For now, Sodais is safe. On Aug. 11, Germany temporarily halted the deportation of all Afghans due to the upheaval but did not specify how long the order would last.
“Germany is filling our moral void,” Sullivan said of the U.S. government’s failure to help.
But Sodais worries his luck will run out once deportations resume.
“Really, sometimes, it’s really hard for me to fight against this life,” he said on a Zoom call with Sullivan as he rattled off his fears over what’s happening in Afghanistan, his guilt over not being able to save his family there, and his anxiety over whether he will ever have a future.

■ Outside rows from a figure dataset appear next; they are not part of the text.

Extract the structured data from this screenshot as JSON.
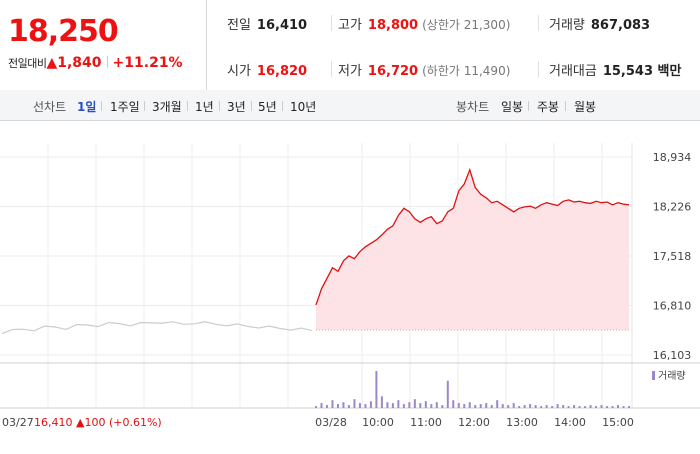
{
  "price": {
    "current": "18,250",
    "change_label": "전일대비",
    "change_value": "▲1,840",
    "change_pct": "+11.21%"
  },
  "stats": {
    "prev_close": {
      "label": "전일",
      "value": "16,410"
    },
    "high": {
      "label": "고가",
      "value": "18,800",
      "extra": "(상한가 21,300)"
    },
    "volume": {
      "label": "거래량",
      "value": "867,083"
    },
    "open": {
      "label": "시가",
      "value": "16,820"
    },
    "low": {
      "label": "저가",
      "value": "16,720",
      "extra": "(하한가 11,490)"
    },
    "trade_amount": {
      "label": "거래대금",
      "value": "15,543 백만"
    }
  },
  "tabs": {
    "line_label": "선차트",
    "line_periods": [
      "1일",
      "1주일",
      "3개월",
      "1년",
      "3년",
      "5년",
      "10년"
    ],
    "active_period": "1일",
    "candle_label": "봉차트",
    "candle_periods": [
      "일봉",
      "주봉",
      "월봉"
    ]
  },
  "colors": {
    "up": "#e11111",
    "area_fill": "#fde3e6",
    "prev_line": "#cccccc",
    "volume_bar": "#9b87c9",
    "active_tab": "#2a4fbf"
  },
  "chart_data": {
    "type": "line",
    "y_ticks": [
      "18,934",
      "18,226",
      "17,518",
      "16,810",
      "16,103"
    ],
    "ylim": [
      16103,
      18934
    ],
    "x_labels": [
      "03/28",
      "10:00",
      "11:00",
      "12:00",
      "13:00",
      "14:00",
      "15:00"
    ],
    "prev_day_label": "03/27",
    "prev_day_summary": {
      "price": "16,410",
      "change": "▲100",
      "pct": "(+0.61%)"
    },
    "volume_legend": "거래량",
    "series": [
      {
        "values": [
          16430,
          16450,
          16480,
          16470,
          16500,
          16510,
          16490,
          16520,
          16540,
          16530,
          16550,
          16560,
          16540,
          16550,
          16570,
          16580,
          16560,
          16550,
          16570,
          16560,
          16550,
          16540,
          16530,
          16520,
          16510,
          16500,
          16490,
          16480,
          16470,
          16460
        ]
      },
      {
        "values": [
          16820,
          17050,
          17200,
          17350,
          17300,
          17450,
          17520,
          17480,
          17580,
          17650,
          17700,
          17750,
          17820,
          17900,
          17950,
          18100,
          18200,
          18150,
          18050,
          18000,
          18050,
          18080,
          17980,
          18020,
          18150,
          18200,
          18450,
          18550,
          18750,
          18500,
          18400,
          18350,
          18280,
          18300,
          18250,
          18200,
          18150,
          18200,
          18220,
          18230,
          18200,
          18250,
          18280,
          18260,
          18240,
          18300,
          18320,
          18290,
          18300,
          18280,
          18270,
          18300,
          18280,
          18290,
          18250,
          18280,
          18260,
          18250
        ]
      }
    ],
    "volume": [
      2,
      5,
      3,
      8,
      4,
      6,
      3,
      9,
      5,
      4,
      7,
      38,
      12,
      6,
      5,
      8,
      4,
      6,
      9,
      5,
      7,
      4,
      6,
      3,
      28,
      8,
      5,
      4,
      6,
      3,
      4,
      5,
      3,
      8,
      4,
      3,
      5,
      2,
      3,
      4,
      3,
      2,
      3,
      2,
      4,
      3,
      2,
      3,
      2,
      2,
      3,
      2,
      3,
      2,
      2,
      3,
      2,
      2
    ]
  }
}
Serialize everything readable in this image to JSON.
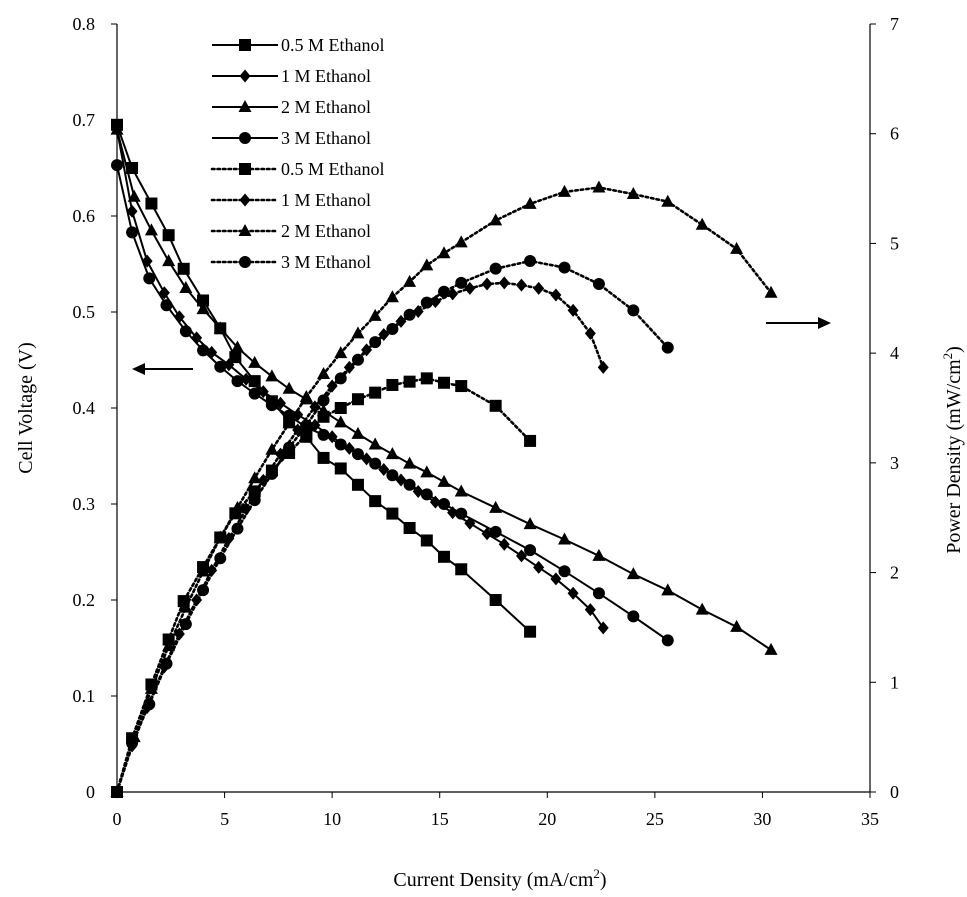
{
  "chart_data": {
    "type": "line",
    "xlabel": "Current Density (mA/cm",
    "xlabel_sup": "2",
    "xlabel_end": ")",
    "ylabel_left": "Cell Voltage (V)",
    "ylabel_right": "Power Density  (mW/cm",
    "ylabel_right_sup": "2",
    "ylabel_right_end": ")",
    "xlim": [
      0,
      35
    ],
    "ylim_left": [
      0,
      0.8
    ],
    "ylim_right": [
      0,
      7
    ],
    "x_ticks": [
      "0",
      "5",
      "10",
      "15",
      "20",
      "25",
      "30",
      "35"
    ],
    "y_left_ticks": [
      "0",
      "0.1",
      "0.2",
      "0.3",
      "0.4",
      "0.5",
      "0.6",
      "0.7",
      "0.8"
    ],
    "y_right_ticks": [
      "0",
      "1",
      "2",
      "3",
      "4",
      "5",
      "6",
      "7"
    ],
    "grid": false,
    "legend_position": "top-left",
    "marker_colors": "#000000",
    "series": [
      {
        "name": "0.5 M Ethanol",
        "axis": "left",
        "style": "solid",
        "marker": "square",
        "x": [
          0,
          0.7,
          1.6,
          2.4,
          3.1,
          4.0,
          4.8,
          5.5,
          6.4,
          7.2,
          8.0,
          8.8,
          9.6,
          10.4,
          11.2,
          12.0,
          12.8,
          13.6,
          14.4,
          15.2,
          16.0,
          17.6,
          19.2
        ],
        "values": [
          0.695,
          0.65,
          0.613,
          0.58,
          0.545,
          0.512,
          0.483,
          0.453,
          0.428,
          0.407,
          0.386,
          0.37,
          0.348,
          0.337,
          0.32,
          0.303,
          0.29,
          0.275,
          0.262,
          0.245,
          0.232,
          0.2,
          0.167
        ]
      },
      {
        "name": "1 M Ethanol",
        "axis": "left",
        "style": "solid",
        "marker": "diamond",
        "x": [
          0,
          0.7,
          1.4,
          2.2,
          2.9,
          3.7,
          4.4,
          5.2,
          6.0,
          6.8,
          7.6,
          8.4,
          9.2,
          10.0,
          10.8,
          11.6,
          12.4,
          13.2,
          14.0,
          14.8,
          15.6,
          16.4,
          17.2,
          18.0,
          18.8,
          19.6,
          20.4,
          21.2,
          22.0,
          22.6
        ],
        "values": [
          0.69,
          0.605,
          0.553,
          0.52,
          0.495,
          0.473,
          0.458,
          0.445,
          0.43,
          0.417,
          0.405,
          0.393,
          0.382,
          0.37,
          0.358,
          0.347,
          0.336,
          0.325,
          0.313,
          0.302,
          0.291,
          0.28,
          0.269,
          0.258,
          0.246,
          0.234,
          0.222,
          0.207,
          0.19,
          0.171
        ]
      },
      {
        "name": "2 M Ethanol",
        "axis": "left",
        "style": "solid",
        "marker": "triangle",
        "x": [
          0,
          0.8,
          1.6,
          2.4,
          3.2,
          4.0,
          4.8,
          5.6,
          6.4,
          7.2,
          8.0,
          8.8,
          9.6,
          10.4,
          11.2,
          12.0,
          12.8,
          13.6,
          14.4,
          15.2,
          16.0,
          17.6,
          19.2,
          20.8,
          22.4,
          24.0,
          25.6,
          27.2,
          28.8,
          30.4
        ],
        "values": [
          0.69,
          0.62,
          0.585,
          0.553,
          0.525,
          0.503,
          0.483,
          0.463,
          0.447,
          0.433,
          0.42,
          0.409,
          0.397,
          0.385,
          0.373,
          0.362,
          0.352,
          0.342,
          0.333,
          0.323,
          0.313,
          0.296,
          0.279,
          0.263,
          0.246,
          0.227,
          0.21,
          0.19,
          0.172,
          0.148
        ]
      },
      {
        "name": "3 M Ethanol",
        "axis": "left",
        "style": "solid",
        "marker": "circle",
        "x": [
          0,
          0.7,
          1.5,
          2.3,
          3.2,
          4.0,
          4.8,
          5.6,
          6.4,
          7.2,
          8.0,
          8.8,
          9.6,
          10.4,
          11.2,
          12.0,
          12.8,
          13.6,
          14.4,
          15.2,
          16.0,
          17.6,
          19.2,
          20.8,
          22.4,
          24.0,
          25.6
        ],
        "values": [
          0.653,
          0.583,
          0.535,
          0.507,
          0.48,
          0.46,
          0.443,
          0.428,
          0.415,
          0.403,
          0.392,
          0.38,
          0.372,
          0.362,
          0.352,
          0.342,
          0.33,
          0.32,
          0.31,
          0.3,
          0.29,
          0.271,
          0.252,
          0.23,
          0.207,
          0.183,
          0.158
        ]
      },
      {
        "name": "0.5 M Ethanol",
        "axis": "right",
        "style": "dotted",
        "marker": "square",
        "x": [
          0,
          0.7,
          1.6,
          2.4,
          3.1,
          4.0,
          4.8,
          5.5,
          6.4,
          7.2,
          8.0,
          8.8,
          9.6,
          10.4,
          11.2,
          12.0,
          12.8,
          13.6,
          14.4,
          15.2,
          16.0,
          17.6,
          19.2
        ],
        "values": [
          0,
          0.49,
          0.98,
          1.39,
          1.74,
          2.05,
          2.32,
          2.54,
          2.74,
          2.93,
          3.09,
          3.26,
          3.42,
          3.5,
          3.58,
          3.64,
          3.71,
          3.74,
          3.77,
          3.73,
          3.7,
          3.52,
          3.2
        ]
      },
      {
        "name": "1 M Ethanol",
        "axis": "right",
        "style": "dotted",
        "marker": "diamond",
        "x": [
          0,
          0.7,
          1.4,
          2.2,
          2.9,
          3.7,
          4.4,
          5.2,
          6.0,
          6.8,
          7.6,
          8.4,
          9.2,
          10.0,
          10.8,
          11.6,
          12.4,
          13.2,
          14.0,
          14.8,
          15.6,
          16.4,
          17.2,
          18.0,
          18.8,
          19.6,
          20.4,
          21.2,
          22.0,
          22.6
        ],
        "values": [
          0,
          0.42,
          0.77,
          1.14,
          1.44,
          1.75,
          2.02,
          2.31,
          2.58,
          2.84,
          3.08,
          3.3,
          3.51,
          3.7,
          3.87,
          4.03,
          4.17,
          4.29,
          4.38,
          4.47,
          4.54,
          4.59,
          4.63,
          4.64,
          4.62,
          4.59,
          4.53,
          4.39,
          4.18,
          3.87
        ]
      },
      {
        "name": "2 M Ethanol",
        "axis": "right",
        "style": "dotted",
        "marker": "triangle",
        "x": [
          0,
          0.8,
          1.6,
          2.4,
          3.2,
          4.0,
          4.8,
          5.6,
          6.4,
          7.2,
          8.0,
          8.8,
          9.6,
          10.4,
          11.2,
          12.0,
          12.8,
          13.6,
          14.4,
          15.2,
          16.0,
          17.6,
          19.2,
          20.8,
          22.4,
          24.0,
          25.6,
          27.2,
          28.8,
          30.4
        ],
        "values": [
          0,
          0.5,
          0.94,
          1.33,
          1.68,
          2.01,
          2.32,
          2.59,
          2.86,
          3.12,
          3.36,
          3.6,
          3.81,
          4.0,
          4.18,
          4.34,
          4.51,
          4.65,
          4.8,
          4.91,
          5.01,
          5.21,
          5.36,
          5.47,
          5.51,
          5.45,
          5.38,
          5.17,
          4.95,
          4.55
        ]
      },
      {
        "name": "3 M Ethanol",
        "axis": "right",
        "style": "dotted",
        "marker": "circle",
        "x": [
          0,
          0.7,
          1.5,
          2.3,
          3.2,
          4.0,
          4.8,
          5.6,
          6.4,
          7.2,
          8.0,
          8.8,
          9.6,
          10.4,
          11.2,
          12.0,
          12.8,
          13.6,
          14.4,
          15.2,
          16.0,
          17.6,
          19.2,
          20.8,
          22.4,
          24.0,
          25.6
        ],
        "values": [
          0,
          0.45,
          0.8,
          1.17,
          1.53,
          1.84,
          2.13,
          2.4,
          2.66,
          2.9,
          3.14,
          3.34,
          3.57,
          3.77,
          3.94,
          4.1,
          4.22,
          4.35,
          4.46,
          4.56,
          4.64,
          4.77,
          4.84,
          4.78,
          4.63,
          4.39,
          4.05
        ]
      }
    ]
  }
}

And how will he ever get to the United States, where he wants to live? he asks.
Sullivan interrupts, stopping his downward spiral, and reminds him to stay focused on the Sept. 6 asylum hearing.
“Step one is we keep you alive,” he said. “We get you asylum in Germany and everything else will follow.”
Sullivan had to stay focused, too. Sodais was the one U.S. ally he felt he could possibly save. Days later, he would get an email from Masoud’s brother, who worked for a U.S. military base, pleading for help. He included photos of his mother and uncle who were recently killed.
Sullivan knew there was little he could do since they had never worked together.
At the suit store in Bremen, on Sullivan’s second visit, Sodais exited the dressing room in a black suit.
“Nice! Do a spin,” Sullivan joked, twirling his finger and patting his friend on back as they look in mirror. “You’re looking sharp.”
Sodais chuckled.
It is a moment of lightness after talking about what they’ve been through and what’s to come.
Before Sullivan leaves, Sodais breaks down, and Sullivan embraces him as he sobs.
“It’s OK,” Sullivan says. “You’re going to make it.”